The focus in recent weeks has been far more on the concern that COVID-19 infection rates are rising alarmingly in the US and hampering the re-opening of the economy.
There are also pockets of lockdowns being reinstated across other countries such as Germany, Spain and Australia.
A bull rally seemingly priced for a perfect global economic recovery may need to prepare for disappointment. It is our view that disappointment could become a theme for Q3. The headline of the ISM Non-Manufacturing data, beating expectations at over 57 sounds great.
However, this only notes expansion versus the month of May, which could simply be negligible but broad based.
Also the employment component remains at 43 and in contraction. As many US states are hit by rising infection rates, July and through Q3 it could be a difficult period for a sustainable economic recovery.

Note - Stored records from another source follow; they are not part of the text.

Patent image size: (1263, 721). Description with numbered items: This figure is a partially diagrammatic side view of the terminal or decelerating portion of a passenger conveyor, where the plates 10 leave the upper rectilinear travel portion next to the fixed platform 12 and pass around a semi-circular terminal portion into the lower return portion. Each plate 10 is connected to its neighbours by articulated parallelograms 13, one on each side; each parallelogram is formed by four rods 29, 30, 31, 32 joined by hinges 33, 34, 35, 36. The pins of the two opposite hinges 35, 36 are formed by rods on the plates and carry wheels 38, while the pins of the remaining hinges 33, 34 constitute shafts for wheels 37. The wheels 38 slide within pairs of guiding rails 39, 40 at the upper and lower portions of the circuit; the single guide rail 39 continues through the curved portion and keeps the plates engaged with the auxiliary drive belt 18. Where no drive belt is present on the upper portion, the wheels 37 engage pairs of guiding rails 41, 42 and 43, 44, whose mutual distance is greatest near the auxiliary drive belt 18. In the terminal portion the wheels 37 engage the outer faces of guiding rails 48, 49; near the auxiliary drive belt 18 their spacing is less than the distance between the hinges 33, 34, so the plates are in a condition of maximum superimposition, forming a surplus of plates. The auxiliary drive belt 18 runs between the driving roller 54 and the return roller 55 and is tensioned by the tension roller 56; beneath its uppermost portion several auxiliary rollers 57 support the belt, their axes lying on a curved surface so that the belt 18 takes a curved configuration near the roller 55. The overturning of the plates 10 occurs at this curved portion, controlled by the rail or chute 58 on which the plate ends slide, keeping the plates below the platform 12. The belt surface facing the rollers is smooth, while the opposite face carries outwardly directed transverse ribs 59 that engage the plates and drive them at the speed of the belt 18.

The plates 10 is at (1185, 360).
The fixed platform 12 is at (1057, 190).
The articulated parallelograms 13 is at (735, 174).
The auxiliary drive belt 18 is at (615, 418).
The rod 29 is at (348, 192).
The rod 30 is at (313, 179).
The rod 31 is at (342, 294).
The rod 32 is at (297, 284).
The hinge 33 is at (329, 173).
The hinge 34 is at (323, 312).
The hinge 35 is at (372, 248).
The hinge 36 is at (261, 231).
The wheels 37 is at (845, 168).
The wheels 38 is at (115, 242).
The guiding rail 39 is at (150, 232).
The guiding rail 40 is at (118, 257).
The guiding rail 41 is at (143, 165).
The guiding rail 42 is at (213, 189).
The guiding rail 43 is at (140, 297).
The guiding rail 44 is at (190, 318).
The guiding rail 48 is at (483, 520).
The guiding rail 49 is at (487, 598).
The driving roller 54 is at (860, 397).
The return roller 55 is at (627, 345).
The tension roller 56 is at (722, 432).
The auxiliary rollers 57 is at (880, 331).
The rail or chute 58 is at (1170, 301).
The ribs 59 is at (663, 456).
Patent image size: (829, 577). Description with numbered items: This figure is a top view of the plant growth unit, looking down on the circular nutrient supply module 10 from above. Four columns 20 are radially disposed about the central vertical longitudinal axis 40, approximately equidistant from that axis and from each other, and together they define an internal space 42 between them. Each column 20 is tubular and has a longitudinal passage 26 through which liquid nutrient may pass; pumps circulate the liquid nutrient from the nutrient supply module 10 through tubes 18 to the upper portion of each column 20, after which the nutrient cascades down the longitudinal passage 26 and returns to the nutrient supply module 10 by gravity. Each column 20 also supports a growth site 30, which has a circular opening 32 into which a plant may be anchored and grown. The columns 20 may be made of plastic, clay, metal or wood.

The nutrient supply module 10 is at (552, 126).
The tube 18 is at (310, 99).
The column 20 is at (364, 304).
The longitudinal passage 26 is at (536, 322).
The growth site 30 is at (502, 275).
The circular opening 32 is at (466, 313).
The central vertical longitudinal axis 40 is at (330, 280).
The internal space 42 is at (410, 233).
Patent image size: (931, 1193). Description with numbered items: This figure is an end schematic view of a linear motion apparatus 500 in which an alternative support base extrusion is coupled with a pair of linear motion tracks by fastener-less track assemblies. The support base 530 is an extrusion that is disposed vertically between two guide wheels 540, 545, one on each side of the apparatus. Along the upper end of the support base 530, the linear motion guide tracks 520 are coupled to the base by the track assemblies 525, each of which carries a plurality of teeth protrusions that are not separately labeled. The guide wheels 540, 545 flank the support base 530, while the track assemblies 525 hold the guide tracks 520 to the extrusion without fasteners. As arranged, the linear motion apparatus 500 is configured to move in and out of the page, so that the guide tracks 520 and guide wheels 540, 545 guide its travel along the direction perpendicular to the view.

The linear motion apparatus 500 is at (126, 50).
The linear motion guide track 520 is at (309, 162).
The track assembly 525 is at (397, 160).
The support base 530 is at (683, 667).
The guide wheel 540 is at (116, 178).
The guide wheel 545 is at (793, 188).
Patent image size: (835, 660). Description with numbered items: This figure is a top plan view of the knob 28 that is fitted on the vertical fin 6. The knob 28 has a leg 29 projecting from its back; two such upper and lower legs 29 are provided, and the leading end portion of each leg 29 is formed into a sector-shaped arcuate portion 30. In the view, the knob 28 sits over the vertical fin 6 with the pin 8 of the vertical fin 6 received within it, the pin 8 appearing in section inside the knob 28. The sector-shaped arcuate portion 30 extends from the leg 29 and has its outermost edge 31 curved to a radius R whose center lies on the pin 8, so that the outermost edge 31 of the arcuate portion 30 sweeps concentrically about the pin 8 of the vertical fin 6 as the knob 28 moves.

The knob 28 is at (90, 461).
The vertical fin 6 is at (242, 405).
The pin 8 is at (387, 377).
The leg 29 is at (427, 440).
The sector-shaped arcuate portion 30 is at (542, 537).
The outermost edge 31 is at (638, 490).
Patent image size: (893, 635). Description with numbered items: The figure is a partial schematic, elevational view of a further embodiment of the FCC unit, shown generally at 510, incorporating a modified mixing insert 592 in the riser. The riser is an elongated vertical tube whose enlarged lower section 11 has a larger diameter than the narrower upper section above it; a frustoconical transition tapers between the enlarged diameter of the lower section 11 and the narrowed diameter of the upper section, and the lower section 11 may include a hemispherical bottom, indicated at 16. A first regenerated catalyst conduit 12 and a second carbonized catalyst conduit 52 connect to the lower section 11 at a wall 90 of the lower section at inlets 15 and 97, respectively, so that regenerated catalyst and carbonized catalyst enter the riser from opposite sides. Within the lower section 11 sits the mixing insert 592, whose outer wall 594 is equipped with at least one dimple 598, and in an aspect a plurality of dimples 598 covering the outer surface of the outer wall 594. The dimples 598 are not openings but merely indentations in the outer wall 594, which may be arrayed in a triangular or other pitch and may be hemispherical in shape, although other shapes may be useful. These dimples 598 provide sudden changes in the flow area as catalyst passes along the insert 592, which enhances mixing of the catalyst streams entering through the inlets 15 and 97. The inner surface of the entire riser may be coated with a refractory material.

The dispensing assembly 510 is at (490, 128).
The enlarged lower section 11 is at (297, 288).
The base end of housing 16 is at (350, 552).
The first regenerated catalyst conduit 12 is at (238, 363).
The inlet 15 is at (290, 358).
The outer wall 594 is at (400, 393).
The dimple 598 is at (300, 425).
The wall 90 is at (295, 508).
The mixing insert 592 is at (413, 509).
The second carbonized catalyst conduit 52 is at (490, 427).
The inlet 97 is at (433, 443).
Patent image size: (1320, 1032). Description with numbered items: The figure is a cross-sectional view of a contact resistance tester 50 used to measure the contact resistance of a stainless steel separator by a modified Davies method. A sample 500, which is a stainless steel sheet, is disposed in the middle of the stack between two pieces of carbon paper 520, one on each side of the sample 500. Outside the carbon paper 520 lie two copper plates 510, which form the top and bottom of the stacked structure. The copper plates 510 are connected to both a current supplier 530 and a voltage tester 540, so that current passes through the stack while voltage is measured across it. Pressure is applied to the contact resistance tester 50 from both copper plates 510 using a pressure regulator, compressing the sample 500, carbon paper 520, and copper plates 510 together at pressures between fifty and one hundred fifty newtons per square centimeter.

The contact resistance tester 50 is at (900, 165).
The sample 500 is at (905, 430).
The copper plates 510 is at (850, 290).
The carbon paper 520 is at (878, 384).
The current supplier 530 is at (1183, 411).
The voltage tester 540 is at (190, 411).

Sentiment across major markets has a negative bias today. Yields are falling back, the dollar is looking to reclaim some ground lost from yesterday’s risk rally. Oil is lower and equities are lower as higher risk assets are hit.
The Aussie is also in the firing line today as the Reserve Bank of Australia held rates at +0.25% and did little to change its recent message of forward guidance (will not increase rates until there is progress towards employment and inflation goals).
With the city of Melbourne re-imposing a lockdown, this is hitting the Aussie today.